Nei giorni in cui la parrocchia non cucina, i profughi vanno al mercato del quartiere. «Vediamo cosa c’è, ma tutto è troppo caro», racconta Diana, che ammette di soffrire a volte la fame prima di spiegare che ha cominciato a mangiare anche nuove verdure, raccolte nelle vicinanze a seconda della stagione: malva, cicoria, bietola… «Quando la situazione sembra tranquilla, c’è chi si avventura fino alla propria casa, per verificarne le condizioni, e poi ritorna. La nostra di casa è stata distrutta». Secondo i dati raccolti dal Patriarcato latino, solo 10 case cristiane sono ancora in piedi, soprattutto nel sud della Striscia di Gaza.
Depressione
Padre Gabriel, che è in contatto quotidiano con i suoi parrocchiani, è preoccupato per il disagio psicologico che sente crescere nelle ultime settimane: «C’è depressione. Come non provare tristezza o disperazione di fronte a tante prove?». La comunità cristiana piange 30 morti, di cui 17 uccisi nel bombardamento di un edificio accanto alla parrocchia ortodossa e due nel cortile della chiesa latina. «Le altre 11 persone, dopo essere rimaste ferite, non sono arrivate in tempo all’ospedale», spiega padre Gabriel.

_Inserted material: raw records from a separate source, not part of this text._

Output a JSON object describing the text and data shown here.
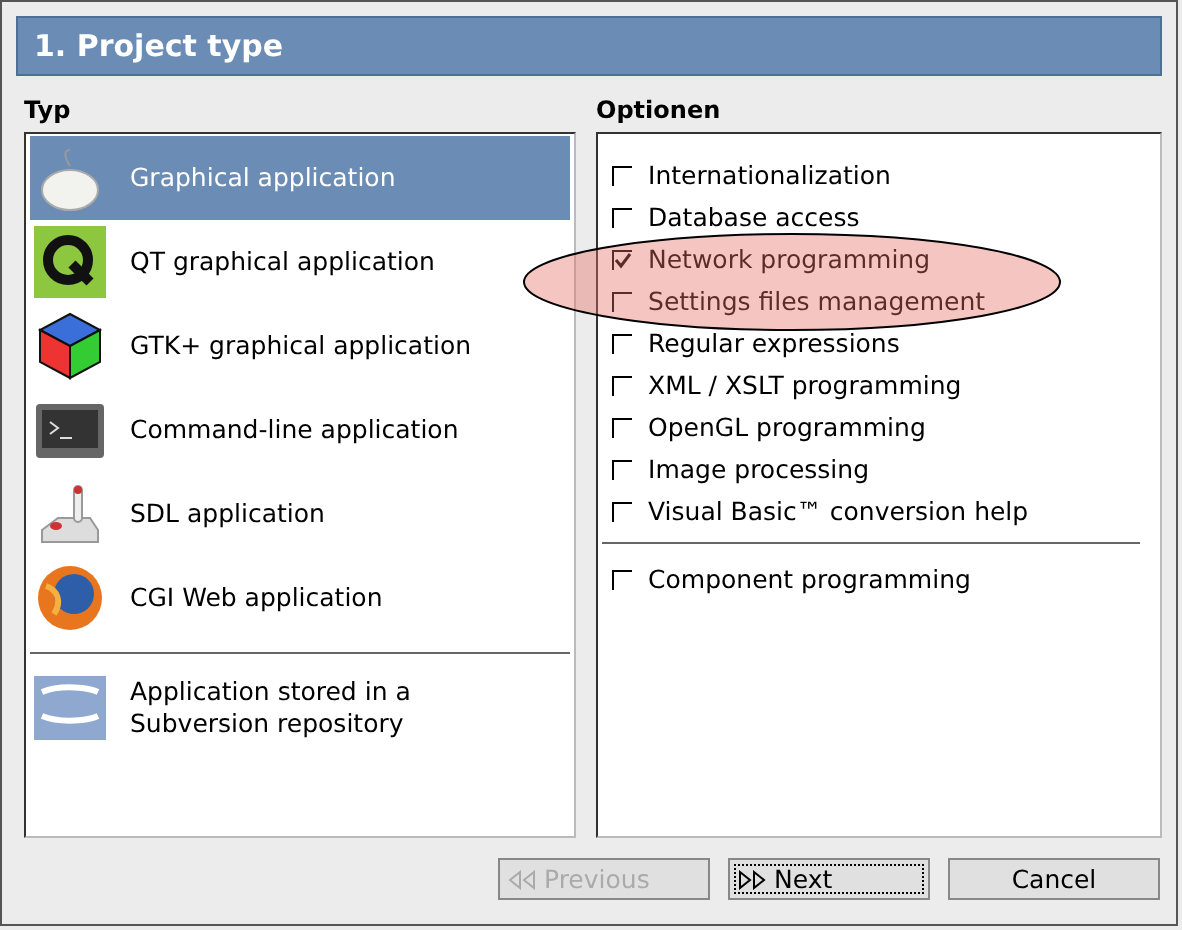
{
  "window": {
    "title": "1. Project type"
  },
  "type_panel": {
    "heading": "Typ",
    "groups": [
      {
        "items": [
          {
            "label": "Graphical application",
            "kind": "mouse",
            "selected": true
          },
          {
            "label": "QT graphical application",
            "kind": "qt",
            "selected": false
          },
          {
            "label": "GTK+ graphical application",
            "kind": "cube",
            "selected": false
          },
          {
            "label": "Command-line application",
            "kind": "terminal",
            "selected": false
          },
          {
            "label": "SDL application",
            "kind": "joystick",
            "selected": false
          },
          {
            "label": "CGI Web application",
            "kind": "globe",
            "selected": false
          }
        ]
      },
      {
        "items": [
          {
            "label": "Application stored in a Subversion repository",
            "kind": "svn",
            "selected": false
          }
        ]
      }
    ]
  },
  "options_panel": {
    "heading": "Optionen",
    "groups": [
      {
        "items": [
          {
            "label": "Internationalization",
            "checked": false
          },
          {
            "label": "Database access",
            "checked": false
          },
          {
            "label": "Network programming",
            "checked": true
          },
          {
            "label": "Settings files management",
            "checked": false
          },
          {
            "label": "Regular expressions",
            "checked": false
          },
          {
            "label": "XML / XSLT programming",
            "checked": false
          },
          {
            "label": "OpenGL programming",
            "checked": false
          },
          {
            "label": "Image processing",
            "checked": false
          },
          {
            "label": "Visual Basic™ conversion help",
            "checked": false
          }
        ]
      },
      {
        "items": [
          {
            "label": "Component programming",
            "checked": false
          }
        ]
      }
    ]
  },
  "buttons": [
    {
      "label": "Previous",
      "kind": "back",
      "disabled": true,
      "focused": false
    },
    {
      "label": "Next",
      "kind": "forward",
      "disabled": false,
      "focused": true
    },
    {
      "label": "Cancel",
      "kind": "plain",
      "disabled": false,
      "focused": false
    }
  ]
}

«Viviamo come in un corpo senz’anima», dice Diana in uno dei suoi messaggi, chiedendosi: «Perché il mondo resta in silenzio su ciò che sta accadendo a Gaza, in particolare il mondo arabo? Cosa hanno fatto i bambini di Gaza per soffrire questa guerra e questa fame?».
«La cosa peggiore è l’impasse attuale e la mancanza di certezza sulla durata di questa guerra –, continua padre Gabriel –. Il nostro personale religioso è stanco. Dobbiamo gestire le famiglie. Immaginate! Essere confinati con 600 persone nello stesso posto per sei mesi, crea inevitabilmente tensioni».
La via crucis di Gaza
Nonostante tutto, i cristiani che è stato possibile contattare dimostrano una fede incrollabile: «Crediamo nella Provvidenza di Dio», assicura suor Nabila Saleh, direttrice della scuola delle suore del Rosario a Gaza, danneggiata dai bombardamenti. «Più grande è la croce, più vicina è la gioia della risurrezione – scrive George Antone, direttore amministrativo della Caritas, sfollato nella parrocchia latina con la moglie Nisreen e i tre figli –. «Ogni volta che chiamo, mi dicono: “Ringraziamo Gesù”», riferisce ammirato padre Gabriele. «Hanno fiducia nel fatto che Gesù li salverà».
Padre Iusuf tiene molto alla continuità della vita liturgica e spirituale della sua comunità: quotidianamente viene recitato il rosario; dal 7 ottobre sono stati celebrati due battesimi e le prime comunioni, e nuovi chierichetti sono stati formati in vista della Settimana Santa. «In questa vigilia di Pasqua dobbiamo pregare per la fine della Via Crucis per la comunità di Gaza, e sperare che la gioia della risurrezione sia insieme sociale e spirituale». Diana, ha una sola preghiera: «Che la guerra finisca senza perdere nessuno dei miei cari, e che io possa lasciare Gaza».